Engrais : Fitch anticipe une hausse des intrants, les phosphates du Maroc résistent


Rédigé par Lycha Jaimssy MBELE le Lundi 16 Mars 2026

Les tensions géopolitiques au Moyen-Orient commencent à se répercuter sur le marché mondial des engrais. Dans une récente note, Fitch Ratings a relevé ses prévisions de prix pour plusieurs intrants agricoles, notamment azotés. Dans ce contexte de volatilité, le Maroc bénéficie d’un facteur de stabilité majeur : la solidité du marché des phosphates.

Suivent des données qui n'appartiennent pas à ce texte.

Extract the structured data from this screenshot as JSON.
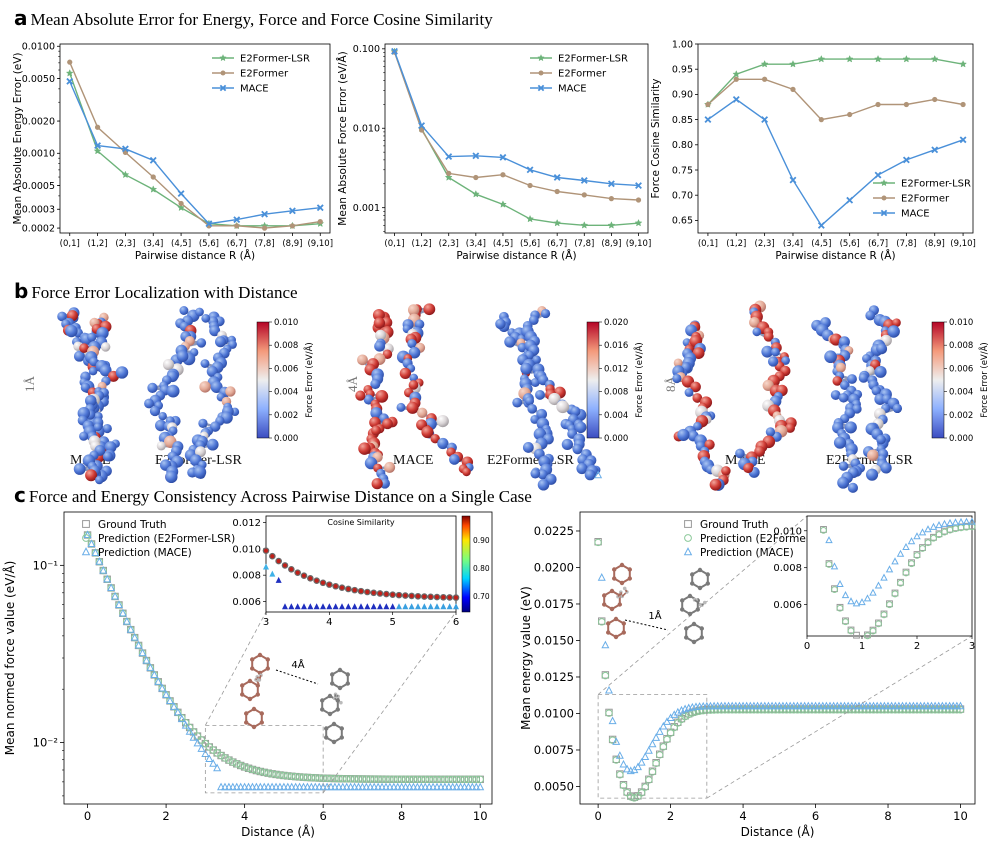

Les turbulences au Moyen-Orient continuent de produire des effets bien au-delà de la sphère diplomatique. Cette fois, c’est le marché mondial des engrais qui ressent les secousses. Dans une récente alerte publiée dans un « Fitch Wire », l’agence de notation Fitch Ratings a revu à la hausse ses hypothèses de prix pour plusieurs intrants agricoles essentiels. À l’origine de cette révision : les perturbations du commerce énergétique et maritime liées aux tensions régionales.
 

Le détroit d’Ormuz concentre particulièrement les inquiétudes. En temps normal, près d’un tiers des exportations mondiales de pétrole y transitent. Lorsque cette route maritime stratégique se retrouve perturbée, les effets se répercutent rapidement sur les marchés énergétiques. Or, la production de nombreux engrais dépend étroitement du gaz naturel. Toute tension sur l’énergie se traduit donc presque mécaniquement par une pression sur les coûts de production des fertilisants.
 

Dans son analyse, Fitch estime que les engrais azotés seront les plus exposés à cette hausse des coûts. Les nouvelles projections pour 2026 traduisent clairement cette tendance. Le prix de l’ammoniac matière première clé dans la fabrication d’engrais devrait atteindre 375 dollars la tonne, contre 300 dollars dans les estimations précédentes pour les prix FOB Moyen-Orient. L’urée, autre intrant majeur du secteur, pourrait grimper à 420 dollars la tonne, alors que les projections antérieures l’établissaient autour de 340 dollars. Cette évolution correspond à une augmentation de plus de 23 %.
 

Cette hausse reflète la forte dépendance des engrais azotés aux coûts énergétiques. Lorsque le prix du gaz naturel augmente ou que l’approvisionnement devient plus incertain, l’industrie agricole mondiale en ressent immédiatement les effets. Les tensions logistiques et les perturbations maritimes accentuent encore cette volatilité, rendant les projections de prix particulièrement sensibles aux évolutions géopolitiques.
 

Dans ce climat tendu, le segment des engrais phosphatés apparaît plus stable. Et c’est précisément là que le Maroc dispose d’un avantage stratégique. Selon Fitch Ratings, le prix de la roche phosphatée devrait rester autour de 150 dollars la tonne en 2026, en prix FOB Maroc. Cette stabilité relative s’explique notamment par la configuration géographique des principaux pays producteurs. Le Maroc, la Jordanie et la Syrie disposent d’accès directs à la Méditerranée ou à la mer Rouge, ce qui limite l’impact des perturbations maritimes dans le Golfe.
 

Pour le Royaume, détenteur des plus importantes réserves mondiales de phosphates, cette situation constitue un avantage compétitif notable dans un marché mondial devenu plus volatil. Alors que certains intrants agricoles subissent de fortes pressions sur les coûts, la stabilité relative des phosphates renforce l’attractivité des engrais issus de cette filière.
 

Certains segments du marché restent néanmoins sous surveillance. Le phosphate di-ammonique (DAP) devrait atteindre environ 650 dollars la tonne, une tension alimentée notamment par la pénurie internationale de soufre et par certaines restrictions sur les exportations chinoises. Du côté de la potasse, Fitch anticipe une progression plus modérée : les prix pourraient passer d’environ 260 dollars à 280 dollars la tonne en 2026, en prix FOB Vancouver.
 

L’agence de notation nuance toutefois ces tensions. Selon ses projections, la pression actuelle sur les prix des engrais pourrait progressivement s’atténuer à partir de 2027-2028, à mesure que les chaînes d’approvisionnement mondiales se stabilisent et que les flux commerciaux retrouvent un fonctionnement plus fluide.
 

Dans un marché agricole mondial marqué par l’incertitude, la stabilité devient un avantage rare. La résilience des phosphates confère ainsi au Maroc une position relativement solide face aux turbulences du marché des intrants agricoles. Pour les producteurs marocains, cette configuration pourrait renforcer l’attractivité de leurs fertilisants sur les marchés internationaux. Dans un contexte où la sécurité d’approvisionnement et la stabilité des prix deviennent des critères décisifs, la filière marocaine des phosphates apparaît plus que jamais comme un pilier stratégique de l’économie agricole mondiale.